Zac Bourgogne
Ce quartier, qui porte en lui les origines de la ville, trouve jour après jour une seconde jeunesse. Sa requalification, en cours, fait la part belle au végétal pour tendre vers la « ville-jardin ».
À l’écoute des préoccupations des habitants, la mairie d’Orléans s’est engagée à retravailler plusieurs projets d’urbanisme avec l’objectif de redonner sa place à la nature en ville, et de préserver et valoriser ces écrins de biodiversité. C’est le cas de la Zac Bourgogne. La démarche, à l’échelle de la ville et menée en étroite collaboration avec les habitants, s’articule autour de quatre axes :
- « dédensifier » les projets d’urbanisme,
- mettre un frein à l’étalement urbain,
- réserver du foncier, dans ces opérations, pour des projets environnementaux et de production d’énergie durable,
- privilégier des constructions durables (bois, énergie positive, sols perméables) et respectueuses de l’architecture de la ville.

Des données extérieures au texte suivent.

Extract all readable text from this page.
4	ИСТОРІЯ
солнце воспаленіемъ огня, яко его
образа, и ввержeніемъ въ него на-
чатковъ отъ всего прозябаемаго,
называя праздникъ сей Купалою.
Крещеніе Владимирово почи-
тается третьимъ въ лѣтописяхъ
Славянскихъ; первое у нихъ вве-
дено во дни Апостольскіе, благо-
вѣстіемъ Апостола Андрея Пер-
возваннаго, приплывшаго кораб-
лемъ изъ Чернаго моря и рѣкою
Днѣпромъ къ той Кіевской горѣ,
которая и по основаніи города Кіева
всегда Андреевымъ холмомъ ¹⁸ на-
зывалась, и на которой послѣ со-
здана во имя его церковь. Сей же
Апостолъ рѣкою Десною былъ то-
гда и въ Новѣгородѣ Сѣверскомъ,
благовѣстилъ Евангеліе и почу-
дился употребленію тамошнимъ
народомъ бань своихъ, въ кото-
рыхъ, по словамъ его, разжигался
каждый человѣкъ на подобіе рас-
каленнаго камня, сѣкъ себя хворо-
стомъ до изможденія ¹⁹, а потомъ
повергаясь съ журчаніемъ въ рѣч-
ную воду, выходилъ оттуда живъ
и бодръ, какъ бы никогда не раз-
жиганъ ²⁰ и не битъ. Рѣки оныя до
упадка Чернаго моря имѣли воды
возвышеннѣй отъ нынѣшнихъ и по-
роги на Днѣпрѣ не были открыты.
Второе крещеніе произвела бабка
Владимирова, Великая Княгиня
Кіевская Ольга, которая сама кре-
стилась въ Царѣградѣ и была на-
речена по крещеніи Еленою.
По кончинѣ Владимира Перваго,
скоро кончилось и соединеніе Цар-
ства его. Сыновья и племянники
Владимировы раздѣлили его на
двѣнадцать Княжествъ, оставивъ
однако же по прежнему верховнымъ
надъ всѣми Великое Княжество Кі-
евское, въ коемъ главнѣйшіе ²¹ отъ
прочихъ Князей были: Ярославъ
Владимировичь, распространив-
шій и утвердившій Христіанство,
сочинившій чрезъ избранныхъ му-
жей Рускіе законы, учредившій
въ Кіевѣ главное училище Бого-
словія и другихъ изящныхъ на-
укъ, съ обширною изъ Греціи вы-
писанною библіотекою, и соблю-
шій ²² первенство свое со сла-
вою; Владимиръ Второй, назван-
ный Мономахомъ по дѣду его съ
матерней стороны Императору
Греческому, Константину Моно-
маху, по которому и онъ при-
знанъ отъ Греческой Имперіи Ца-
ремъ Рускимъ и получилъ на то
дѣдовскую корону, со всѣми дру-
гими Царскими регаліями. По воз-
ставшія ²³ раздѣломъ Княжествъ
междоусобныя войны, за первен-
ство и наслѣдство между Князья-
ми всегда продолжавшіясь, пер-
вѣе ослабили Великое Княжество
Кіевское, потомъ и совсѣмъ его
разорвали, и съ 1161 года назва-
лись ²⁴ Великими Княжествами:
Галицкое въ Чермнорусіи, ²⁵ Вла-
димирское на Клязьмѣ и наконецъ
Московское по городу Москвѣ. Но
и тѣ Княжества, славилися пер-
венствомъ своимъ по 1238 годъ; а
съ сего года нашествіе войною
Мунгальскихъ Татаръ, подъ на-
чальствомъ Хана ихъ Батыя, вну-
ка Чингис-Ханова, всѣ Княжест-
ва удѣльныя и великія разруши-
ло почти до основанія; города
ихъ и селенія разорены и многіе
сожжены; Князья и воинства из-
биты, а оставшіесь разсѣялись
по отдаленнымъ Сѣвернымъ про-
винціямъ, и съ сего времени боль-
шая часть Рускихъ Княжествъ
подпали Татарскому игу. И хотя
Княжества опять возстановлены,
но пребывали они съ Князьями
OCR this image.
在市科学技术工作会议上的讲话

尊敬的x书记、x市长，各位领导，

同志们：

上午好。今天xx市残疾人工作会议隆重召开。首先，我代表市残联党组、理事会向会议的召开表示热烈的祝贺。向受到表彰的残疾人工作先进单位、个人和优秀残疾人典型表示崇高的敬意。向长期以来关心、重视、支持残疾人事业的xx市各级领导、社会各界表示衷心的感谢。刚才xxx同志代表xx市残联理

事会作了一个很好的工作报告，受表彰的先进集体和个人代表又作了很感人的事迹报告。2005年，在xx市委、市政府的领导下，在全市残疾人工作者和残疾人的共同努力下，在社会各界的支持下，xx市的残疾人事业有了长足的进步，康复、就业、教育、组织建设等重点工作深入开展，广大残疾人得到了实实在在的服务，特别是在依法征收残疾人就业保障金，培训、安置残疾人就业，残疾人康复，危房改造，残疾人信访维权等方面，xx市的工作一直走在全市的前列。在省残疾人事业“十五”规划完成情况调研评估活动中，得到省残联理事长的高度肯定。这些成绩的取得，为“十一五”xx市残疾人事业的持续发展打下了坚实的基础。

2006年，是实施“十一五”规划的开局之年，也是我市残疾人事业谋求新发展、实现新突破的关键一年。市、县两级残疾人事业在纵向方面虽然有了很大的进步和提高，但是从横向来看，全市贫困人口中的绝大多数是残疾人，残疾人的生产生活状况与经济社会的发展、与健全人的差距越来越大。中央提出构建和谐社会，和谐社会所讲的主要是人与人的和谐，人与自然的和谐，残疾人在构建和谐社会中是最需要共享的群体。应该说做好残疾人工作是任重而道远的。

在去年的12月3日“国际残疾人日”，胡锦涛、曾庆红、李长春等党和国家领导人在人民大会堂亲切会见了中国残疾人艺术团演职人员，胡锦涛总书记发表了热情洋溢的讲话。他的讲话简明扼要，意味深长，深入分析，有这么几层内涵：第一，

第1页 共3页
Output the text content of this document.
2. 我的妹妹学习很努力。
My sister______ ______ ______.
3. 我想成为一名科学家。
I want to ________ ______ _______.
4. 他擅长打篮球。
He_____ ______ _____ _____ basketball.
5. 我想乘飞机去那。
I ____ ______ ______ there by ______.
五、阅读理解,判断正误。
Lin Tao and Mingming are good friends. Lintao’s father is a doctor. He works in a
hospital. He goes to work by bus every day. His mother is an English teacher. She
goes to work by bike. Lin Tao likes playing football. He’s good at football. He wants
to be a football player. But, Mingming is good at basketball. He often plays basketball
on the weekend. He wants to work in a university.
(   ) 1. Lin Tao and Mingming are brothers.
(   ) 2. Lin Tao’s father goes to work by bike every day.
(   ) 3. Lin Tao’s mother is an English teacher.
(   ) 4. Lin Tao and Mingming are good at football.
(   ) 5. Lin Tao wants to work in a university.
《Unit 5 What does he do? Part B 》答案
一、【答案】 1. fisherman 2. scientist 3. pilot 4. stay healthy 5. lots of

Après multiples phases, qui ont permis de révéler et d’embellir le cœur historique d’Orléans, l’aménagement se poursuit dans la partie Est de la Zac Bourgogne. Un suivi des derniers projets est prévu afin de garantir leur parfaite intégration architecturale. Il s’agit aussi de limiter les impacts sur le voisinage et d’affirmer la présence du végétal dans ce secteur.

Jardin d'enfants rue du gros anneau

Jardin Auguste de Saint Hilaire, inauguré en 2023
Place Saint-Pierre-le-Puellier : dix-neuf logements sortent de terre
Avec sa collégiale du 12e siècle, le lieu ne manque pas de cachet. La place Saint-Pierre-le-Puellier accueille, depuis 2026, un nouveau programme de construction sur quatre niveaux mené par la Semdo : dix-neuf logements de 22 à 120 m², répartis du T1 au T5. Les appartements, sauf les T1 du rez-dechaussée, disposent de terrasses/balcons privatifs, et un îlot de fraîcheur commun est prévu à l’arrière de la façade.
« Nous sommes sur une architecture d’accompagnement avec un mélange des styles moderne et ancien pour une intégration dans le “paysage” existant de la place, souligne Yoan Briançon, directeur de projets à la Semdo. L’emploi de matériaux traditionnels côté rue a donc été privilégié, en particulier pour les enduits, la zinguerie, la charpente et le bois. »
Côté cours, des matériaux plus contemporains (menuiseries en aluminium…) habilleront l’ensemble. Pour rappel, cette opération –coût, 4,80 M€– est concédée par la ville d’Orléans à la Semdo. «Ce chantier a représenté un petit défi technique, rappelle Yoan Briançon, car il est très contraint en centre-ville, avec l’implantation de fondations spéciales, la proximité des bâtis avoisinants, et une obligation du respect de l’environnement et de l’architecture du site. ».